Il était seul, complètement seul dans le désert et même s’il tentait de ne penser à rien, la mélancolie et la peur de la solitude le terrorisaient.

Quelques jours auparavant, pendant le déjeuner, le grand-père lui avait orgueilleusement lu la convocation immédiate de la marine pour deux ans de service militaire obligatoire, en revivant l’orgueil éprouvé pour l’engagement du fils pour la patrie. 

Tout de suite un cafard l’avait abattu, il avait levé les yeux espérant ne pas rencontrer ceux de la mère. Il détestait la voir souffrir et il savait que la nouvelle détruirait sa sérénité construite à grand-peine.

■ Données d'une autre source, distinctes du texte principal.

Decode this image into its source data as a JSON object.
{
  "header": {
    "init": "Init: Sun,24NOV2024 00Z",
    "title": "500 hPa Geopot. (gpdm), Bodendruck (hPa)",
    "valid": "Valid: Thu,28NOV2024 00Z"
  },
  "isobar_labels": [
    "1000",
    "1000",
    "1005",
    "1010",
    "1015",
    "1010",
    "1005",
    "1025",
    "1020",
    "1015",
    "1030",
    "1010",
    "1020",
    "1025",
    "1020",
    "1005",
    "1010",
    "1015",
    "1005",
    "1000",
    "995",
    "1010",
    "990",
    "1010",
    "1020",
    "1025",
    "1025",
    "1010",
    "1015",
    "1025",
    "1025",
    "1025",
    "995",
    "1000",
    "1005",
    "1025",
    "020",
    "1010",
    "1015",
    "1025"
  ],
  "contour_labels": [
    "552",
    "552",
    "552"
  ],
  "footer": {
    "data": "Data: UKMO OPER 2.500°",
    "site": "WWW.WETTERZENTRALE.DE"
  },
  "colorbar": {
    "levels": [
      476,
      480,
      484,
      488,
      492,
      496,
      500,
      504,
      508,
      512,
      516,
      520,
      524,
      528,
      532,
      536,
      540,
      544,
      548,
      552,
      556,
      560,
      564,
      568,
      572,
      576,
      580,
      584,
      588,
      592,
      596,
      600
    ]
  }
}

Il avait fixé quelques minutes la photo du grand Burghiba affichée au mur du salon. 

Depuis ça, chaque souvenir était plutôt vague et flou; il rappelait les larmes de la mère qui lui avait seulement dit ”Inshallah. . . nous nous reverrons bientôt” et les imprécations du grand-père qui ne comprenait pas la raison de ce chagrin, de cette douleur. 

C’était le jour de la yelda, la première nuit d’hiver pendant laquelle selon la tradition islamiste  aucune étoile ne brille au firmament et lui, il partit. 

Comme d’habitude, les deux premiers jours il les a passés dans le désert dans une sorte de rite d’initiation. 

Maintenant il était là, seul.

Il était entouré de tous les jeunes de son village qui étaient pleins d’ enthousiasme et de sentiments patriotiques mais, incapable de vivre avec les autres depuis toujours, il était seul et désespéré.

Il s’était assis sur le sable et il observait le ciel, que maintenant il sentait  comme son seul ami fidèle.

Il n’y avait qu’une petite étoile.

Il se couvrit le visage avec l’hijab qui lui avait donné sa mère ; pendant beaucoup d’années il avait caché l’épaisse chevelure de la femme et il avait encore le parfum de henné des cheveux de la mère.

Il regardait la petite étoile apparue dans le ciel effroyablement sombre, tellement parfait, homogène et extraordinaire qu’ il lui faisait peur.

Tout le monde maintenant dormait et enveloppé dans le silence le plus profond, il pensait au moyen d’affronter sa solitude mais il pensait surtout à sa mère, qu’il avait laissée seule et emprisonnée dans un monde qui n’était pas le sien, en compagnie seulement de ses livres. 

Il savait déjà que les livres lui manqueraient vraiment beaucoup… souvent entre les pages poussiéreuses et jaunies, il avait trouvé une réponse et puis il avait appris à aimer chaque être, à le considérer important parce qu’unique, à croire aux rêves, à apprécier n’importe quoi, même l’ alternance des jours et des nuits. 

Dès le début de sa vie, il les avait secrètement aimés. 

Maintenant, son petit monde avait fermé les portes et son existence devait se préparer à déménager dans une autre dimension. 

Cependant l’enchantement de la voix de fée ne terminerait jamais parce qu’ elle se fera entendre toute sa vie. 

Il regarda pour la dernière fois la petite étoile qui était en train de disparaître pour laisser place à l’aube, il réussit, encore une fois, à aimer ce moment et à le considérer simplement extraordinaire. 

Une fois,il avait lu que selon Charles De Gaulle le silence est le refuge des faibles. 

Se croyant un faible silencieux par nature, quelquefois il pensait que le silence le tuerait dans sa solitude.

Il libéra un baiser dans l’air frais. C’était pour elle, pour la voix de fée qui ne le laisserait jamais seul, il en était sûr.